Becky Singleton’s book-work entitled Four Dials, 1990, assembles in a single multi-sleeved case four of her “What Can I Say” dials made between 1984 and 1989. The dials look like palm-size picture-sizing wheels, each made of two cardboard circles riveted together at the center. The smaller top circle is cut through with a window and is meant to be revolved over the larger bottom wheel. The outer rim poses various rhetorical questions and the window on the inner rim selects the appropriate answer.

In Dial #2, the following questions appear: “What can I say on reaching out to grasp the Truth?” “What can I say on literally grasp-ing the Truth?” “What can I say on grasping the Truth singlehandedly?” and “What can I say on grasping the Truth with both hands?” Instructions read: “Turn the dial and see what you can say.” The answer choices are: “I’m about to grasp the Truth,” “I’ve got a hold on the Truth,” “I’ve got a hand on the Truth,” and “I’ve got a firm grip on the Truth.”
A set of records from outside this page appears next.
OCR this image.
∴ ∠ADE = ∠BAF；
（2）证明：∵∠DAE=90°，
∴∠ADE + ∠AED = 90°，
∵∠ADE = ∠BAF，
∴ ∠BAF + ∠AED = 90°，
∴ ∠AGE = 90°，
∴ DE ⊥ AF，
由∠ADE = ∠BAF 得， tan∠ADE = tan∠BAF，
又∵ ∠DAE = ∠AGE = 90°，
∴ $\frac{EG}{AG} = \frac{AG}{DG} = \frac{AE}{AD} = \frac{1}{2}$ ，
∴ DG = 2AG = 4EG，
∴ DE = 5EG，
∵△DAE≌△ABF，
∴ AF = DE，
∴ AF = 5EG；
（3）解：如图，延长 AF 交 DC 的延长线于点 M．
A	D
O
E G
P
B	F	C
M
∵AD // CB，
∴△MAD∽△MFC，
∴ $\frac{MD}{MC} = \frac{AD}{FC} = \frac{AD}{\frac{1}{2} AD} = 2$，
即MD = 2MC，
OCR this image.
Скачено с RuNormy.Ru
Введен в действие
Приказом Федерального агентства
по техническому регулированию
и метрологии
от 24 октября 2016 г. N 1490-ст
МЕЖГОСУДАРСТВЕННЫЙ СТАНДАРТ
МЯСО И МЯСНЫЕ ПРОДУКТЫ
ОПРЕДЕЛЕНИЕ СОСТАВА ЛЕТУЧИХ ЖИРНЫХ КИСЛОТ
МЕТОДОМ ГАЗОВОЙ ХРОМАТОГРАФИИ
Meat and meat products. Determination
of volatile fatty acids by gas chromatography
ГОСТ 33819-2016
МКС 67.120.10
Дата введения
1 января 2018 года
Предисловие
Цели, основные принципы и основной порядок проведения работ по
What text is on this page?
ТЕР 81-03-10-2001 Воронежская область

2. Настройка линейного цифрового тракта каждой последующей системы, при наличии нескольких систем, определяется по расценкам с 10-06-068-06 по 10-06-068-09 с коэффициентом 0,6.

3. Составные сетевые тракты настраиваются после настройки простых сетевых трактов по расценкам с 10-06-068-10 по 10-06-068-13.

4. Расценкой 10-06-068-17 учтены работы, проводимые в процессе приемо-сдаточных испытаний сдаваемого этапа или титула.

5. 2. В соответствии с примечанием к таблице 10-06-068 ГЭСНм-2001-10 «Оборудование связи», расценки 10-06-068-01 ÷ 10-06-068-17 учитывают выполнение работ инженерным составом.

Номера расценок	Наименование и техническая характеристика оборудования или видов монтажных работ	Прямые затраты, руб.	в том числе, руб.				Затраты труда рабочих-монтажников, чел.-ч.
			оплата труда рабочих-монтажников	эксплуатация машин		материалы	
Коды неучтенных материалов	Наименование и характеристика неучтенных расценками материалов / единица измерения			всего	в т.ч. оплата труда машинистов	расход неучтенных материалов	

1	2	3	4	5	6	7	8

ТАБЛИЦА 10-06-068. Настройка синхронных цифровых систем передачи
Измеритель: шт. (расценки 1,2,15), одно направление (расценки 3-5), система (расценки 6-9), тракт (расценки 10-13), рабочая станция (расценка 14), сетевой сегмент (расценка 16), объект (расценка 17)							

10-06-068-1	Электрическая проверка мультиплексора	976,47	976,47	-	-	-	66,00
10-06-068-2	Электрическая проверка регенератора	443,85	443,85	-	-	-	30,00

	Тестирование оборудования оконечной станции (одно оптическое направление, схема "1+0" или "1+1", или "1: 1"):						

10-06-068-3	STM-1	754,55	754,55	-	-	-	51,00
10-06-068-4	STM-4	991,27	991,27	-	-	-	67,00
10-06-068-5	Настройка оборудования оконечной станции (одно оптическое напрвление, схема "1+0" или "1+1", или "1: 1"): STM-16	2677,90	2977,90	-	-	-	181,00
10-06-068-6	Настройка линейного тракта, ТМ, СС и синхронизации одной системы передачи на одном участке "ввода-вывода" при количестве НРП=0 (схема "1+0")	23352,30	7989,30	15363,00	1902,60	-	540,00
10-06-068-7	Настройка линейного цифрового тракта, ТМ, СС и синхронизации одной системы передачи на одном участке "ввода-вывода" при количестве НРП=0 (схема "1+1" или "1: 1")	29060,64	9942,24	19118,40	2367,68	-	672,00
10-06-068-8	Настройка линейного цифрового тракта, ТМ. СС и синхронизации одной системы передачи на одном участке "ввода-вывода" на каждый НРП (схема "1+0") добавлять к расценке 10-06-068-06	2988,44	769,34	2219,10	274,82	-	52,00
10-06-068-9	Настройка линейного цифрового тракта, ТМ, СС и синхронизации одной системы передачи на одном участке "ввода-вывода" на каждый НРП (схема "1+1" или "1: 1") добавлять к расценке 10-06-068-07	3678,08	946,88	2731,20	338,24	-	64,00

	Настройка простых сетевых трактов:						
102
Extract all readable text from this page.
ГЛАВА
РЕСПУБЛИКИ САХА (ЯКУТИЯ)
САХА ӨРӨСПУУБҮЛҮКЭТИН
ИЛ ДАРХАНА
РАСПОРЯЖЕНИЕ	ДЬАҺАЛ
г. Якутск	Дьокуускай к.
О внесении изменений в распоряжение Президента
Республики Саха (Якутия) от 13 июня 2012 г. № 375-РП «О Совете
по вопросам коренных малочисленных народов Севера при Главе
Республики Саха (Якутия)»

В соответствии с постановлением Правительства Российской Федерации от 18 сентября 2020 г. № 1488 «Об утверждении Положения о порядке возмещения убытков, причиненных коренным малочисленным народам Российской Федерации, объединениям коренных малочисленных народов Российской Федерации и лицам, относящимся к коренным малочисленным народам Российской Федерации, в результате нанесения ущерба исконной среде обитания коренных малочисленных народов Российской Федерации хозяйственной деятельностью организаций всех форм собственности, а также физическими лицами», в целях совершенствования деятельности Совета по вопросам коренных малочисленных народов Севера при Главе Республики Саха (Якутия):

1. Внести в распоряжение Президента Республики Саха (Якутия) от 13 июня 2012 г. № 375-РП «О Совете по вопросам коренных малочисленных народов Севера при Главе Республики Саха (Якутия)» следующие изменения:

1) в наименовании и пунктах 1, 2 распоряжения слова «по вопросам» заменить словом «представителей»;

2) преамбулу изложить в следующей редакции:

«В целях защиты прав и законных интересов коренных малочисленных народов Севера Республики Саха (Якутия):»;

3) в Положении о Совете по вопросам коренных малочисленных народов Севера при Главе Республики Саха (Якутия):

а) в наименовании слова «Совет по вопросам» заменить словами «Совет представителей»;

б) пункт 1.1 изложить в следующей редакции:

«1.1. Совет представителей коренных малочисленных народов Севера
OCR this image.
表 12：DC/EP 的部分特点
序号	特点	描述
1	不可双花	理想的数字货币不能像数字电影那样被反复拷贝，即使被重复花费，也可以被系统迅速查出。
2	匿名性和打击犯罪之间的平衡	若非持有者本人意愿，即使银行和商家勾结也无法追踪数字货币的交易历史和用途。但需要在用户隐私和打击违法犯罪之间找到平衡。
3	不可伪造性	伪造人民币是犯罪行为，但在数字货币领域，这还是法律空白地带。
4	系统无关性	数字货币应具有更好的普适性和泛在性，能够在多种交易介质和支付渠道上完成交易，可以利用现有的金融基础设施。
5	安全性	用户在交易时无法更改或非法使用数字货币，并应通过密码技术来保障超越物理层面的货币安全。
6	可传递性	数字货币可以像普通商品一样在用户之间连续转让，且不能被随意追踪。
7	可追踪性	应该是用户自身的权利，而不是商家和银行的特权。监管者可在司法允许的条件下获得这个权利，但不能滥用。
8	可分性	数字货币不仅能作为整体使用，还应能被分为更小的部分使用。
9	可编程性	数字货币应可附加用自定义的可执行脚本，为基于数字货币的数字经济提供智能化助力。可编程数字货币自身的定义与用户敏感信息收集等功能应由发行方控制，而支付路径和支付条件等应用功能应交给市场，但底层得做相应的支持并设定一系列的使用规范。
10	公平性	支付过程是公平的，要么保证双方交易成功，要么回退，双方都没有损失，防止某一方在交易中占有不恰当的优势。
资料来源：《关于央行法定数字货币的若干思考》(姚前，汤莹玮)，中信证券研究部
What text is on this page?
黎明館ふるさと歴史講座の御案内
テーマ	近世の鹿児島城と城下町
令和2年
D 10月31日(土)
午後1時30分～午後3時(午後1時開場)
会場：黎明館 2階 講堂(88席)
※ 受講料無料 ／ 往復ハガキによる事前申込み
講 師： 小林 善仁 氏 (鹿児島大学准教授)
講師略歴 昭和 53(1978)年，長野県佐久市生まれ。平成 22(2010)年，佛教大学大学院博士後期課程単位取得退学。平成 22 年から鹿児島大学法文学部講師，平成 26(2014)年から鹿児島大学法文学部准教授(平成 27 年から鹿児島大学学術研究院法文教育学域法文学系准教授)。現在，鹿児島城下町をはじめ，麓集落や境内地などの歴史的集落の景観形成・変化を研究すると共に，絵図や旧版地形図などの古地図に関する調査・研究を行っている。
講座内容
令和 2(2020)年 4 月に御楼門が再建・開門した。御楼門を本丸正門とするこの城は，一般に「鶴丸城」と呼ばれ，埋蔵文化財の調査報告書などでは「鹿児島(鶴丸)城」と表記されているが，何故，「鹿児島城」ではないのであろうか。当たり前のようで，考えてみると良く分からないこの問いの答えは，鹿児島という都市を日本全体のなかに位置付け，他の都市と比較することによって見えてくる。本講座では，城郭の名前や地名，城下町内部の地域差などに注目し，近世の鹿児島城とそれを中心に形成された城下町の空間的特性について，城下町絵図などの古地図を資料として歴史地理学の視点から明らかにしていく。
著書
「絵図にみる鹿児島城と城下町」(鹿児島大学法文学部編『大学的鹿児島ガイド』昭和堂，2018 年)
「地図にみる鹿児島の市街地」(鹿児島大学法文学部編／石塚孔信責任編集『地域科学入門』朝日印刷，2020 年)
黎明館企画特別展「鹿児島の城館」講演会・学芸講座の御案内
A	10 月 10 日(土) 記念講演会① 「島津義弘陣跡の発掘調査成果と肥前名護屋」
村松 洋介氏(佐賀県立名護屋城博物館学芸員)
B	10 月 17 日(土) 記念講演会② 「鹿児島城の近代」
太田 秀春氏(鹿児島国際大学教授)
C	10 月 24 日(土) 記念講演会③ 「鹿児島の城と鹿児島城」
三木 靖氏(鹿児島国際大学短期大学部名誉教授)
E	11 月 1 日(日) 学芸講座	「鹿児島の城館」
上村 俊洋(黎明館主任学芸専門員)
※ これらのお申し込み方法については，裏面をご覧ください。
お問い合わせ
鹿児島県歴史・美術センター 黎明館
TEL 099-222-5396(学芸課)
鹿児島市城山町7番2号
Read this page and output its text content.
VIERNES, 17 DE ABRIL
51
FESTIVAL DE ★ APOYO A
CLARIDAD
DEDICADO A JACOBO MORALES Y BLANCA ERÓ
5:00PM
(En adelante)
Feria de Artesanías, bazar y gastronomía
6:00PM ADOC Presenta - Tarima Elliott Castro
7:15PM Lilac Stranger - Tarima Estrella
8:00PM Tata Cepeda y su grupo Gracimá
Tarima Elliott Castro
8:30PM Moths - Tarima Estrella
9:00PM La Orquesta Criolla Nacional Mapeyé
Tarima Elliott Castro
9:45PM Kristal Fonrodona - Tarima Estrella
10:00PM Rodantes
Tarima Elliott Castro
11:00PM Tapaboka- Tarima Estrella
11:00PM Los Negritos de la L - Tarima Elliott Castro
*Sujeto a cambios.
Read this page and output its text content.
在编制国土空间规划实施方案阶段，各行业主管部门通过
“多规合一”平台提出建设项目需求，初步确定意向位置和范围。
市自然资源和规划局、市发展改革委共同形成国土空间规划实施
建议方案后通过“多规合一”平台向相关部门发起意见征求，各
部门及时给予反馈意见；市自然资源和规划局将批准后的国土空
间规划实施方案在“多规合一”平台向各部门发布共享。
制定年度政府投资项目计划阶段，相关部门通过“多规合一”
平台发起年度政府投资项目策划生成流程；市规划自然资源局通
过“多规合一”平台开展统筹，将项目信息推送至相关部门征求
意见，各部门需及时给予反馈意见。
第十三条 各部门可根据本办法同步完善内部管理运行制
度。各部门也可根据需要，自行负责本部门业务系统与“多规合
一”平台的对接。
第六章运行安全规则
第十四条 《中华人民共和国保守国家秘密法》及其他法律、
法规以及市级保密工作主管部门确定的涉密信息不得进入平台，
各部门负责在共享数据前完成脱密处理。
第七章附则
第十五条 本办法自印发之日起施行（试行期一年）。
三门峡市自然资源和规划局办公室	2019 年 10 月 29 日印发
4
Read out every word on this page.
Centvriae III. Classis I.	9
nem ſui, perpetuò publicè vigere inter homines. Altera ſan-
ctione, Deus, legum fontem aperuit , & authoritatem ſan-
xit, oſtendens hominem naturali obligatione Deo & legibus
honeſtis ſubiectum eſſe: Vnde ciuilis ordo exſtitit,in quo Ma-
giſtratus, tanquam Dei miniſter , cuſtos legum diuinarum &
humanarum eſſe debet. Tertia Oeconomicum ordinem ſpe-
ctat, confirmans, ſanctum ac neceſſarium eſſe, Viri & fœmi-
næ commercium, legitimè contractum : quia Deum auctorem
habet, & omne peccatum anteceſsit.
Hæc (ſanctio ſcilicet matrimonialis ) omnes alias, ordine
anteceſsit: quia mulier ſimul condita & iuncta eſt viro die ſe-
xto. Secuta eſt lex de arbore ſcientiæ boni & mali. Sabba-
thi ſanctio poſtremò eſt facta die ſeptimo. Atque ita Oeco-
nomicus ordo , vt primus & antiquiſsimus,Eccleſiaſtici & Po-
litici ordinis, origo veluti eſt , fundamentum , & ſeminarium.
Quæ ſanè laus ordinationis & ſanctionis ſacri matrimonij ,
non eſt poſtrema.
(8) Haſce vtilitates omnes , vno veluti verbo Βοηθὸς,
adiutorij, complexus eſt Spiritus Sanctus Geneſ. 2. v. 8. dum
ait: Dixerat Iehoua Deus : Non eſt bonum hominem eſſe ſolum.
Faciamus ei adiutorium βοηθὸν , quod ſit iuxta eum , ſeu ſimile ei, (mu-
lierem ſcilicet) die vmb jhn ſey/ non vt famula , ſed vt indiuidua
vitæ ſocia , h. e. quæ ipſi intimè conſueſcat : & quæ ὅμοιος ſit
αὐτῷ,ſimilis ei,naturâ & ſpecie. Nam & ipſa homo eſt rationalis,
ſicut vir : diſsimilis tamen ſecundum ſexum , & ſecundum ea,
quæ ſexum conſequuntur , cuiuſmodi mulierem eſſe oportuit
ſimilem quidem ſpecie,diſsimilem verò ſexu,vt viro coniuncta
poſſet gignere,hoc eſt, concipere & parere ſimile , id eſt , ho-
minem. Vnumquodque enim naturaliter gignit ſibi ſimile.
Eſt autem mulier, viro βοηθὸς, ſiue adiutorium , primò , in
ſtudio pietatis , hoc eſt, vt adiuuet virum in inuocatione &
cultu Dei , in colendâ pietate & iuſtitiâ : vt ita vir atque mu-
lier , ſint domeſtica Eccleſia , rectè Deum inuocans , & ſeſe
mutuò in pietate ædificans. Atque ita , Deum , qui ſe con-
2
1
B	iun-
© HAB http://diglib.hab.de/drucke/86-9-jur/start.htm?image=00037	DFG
The other dials reveal a similarly dry wit. Dial #1 asks: “What can I say on flogging a dead horse?” The answer: “I’m flogging a dead horse.” Or, “What can I say on being led up the garden path?” The answer: “I’m being led up the garden path.” Every turn of the wheel brings a flat response echoing the words of a vague but leading question into the window. Each time, the experience draws the viewer into an attenuated, diminished connection between thought and action, speech and reality.

These small, handheld sculptures suggest an instrumental function, as if they were all calibrated aides to social discourse. Singleton lets the small dial stand for a sense of language as a slightly absurd, diminished, working tool. Dial #2 might suggest that some sort of “truth” is about to be caught hold of, but the only things in hand are two pieces of white typeset cardboard. There is artifice here and an insular detachment; the Dials narrow the world to their own double circumference. They paint a picture of speech as something diligently calculated. This pathetic inadequacy tokens a hugely scaled alienation, a systematic dysfunction of subjective contact. Much about speech, language and the world (let alone grasping the Truth) lies outside the absurd, concentric focus of these devices.

The Dials underscore preoccupations with the machine of language. Instruments of measurement are parodied here as crude, nervous tools soothing a sense of insecurity. Singleton’s sizing wheels seem to joke with such pretentions, with our smug linguistic competence, revealing a restlessness at the edges.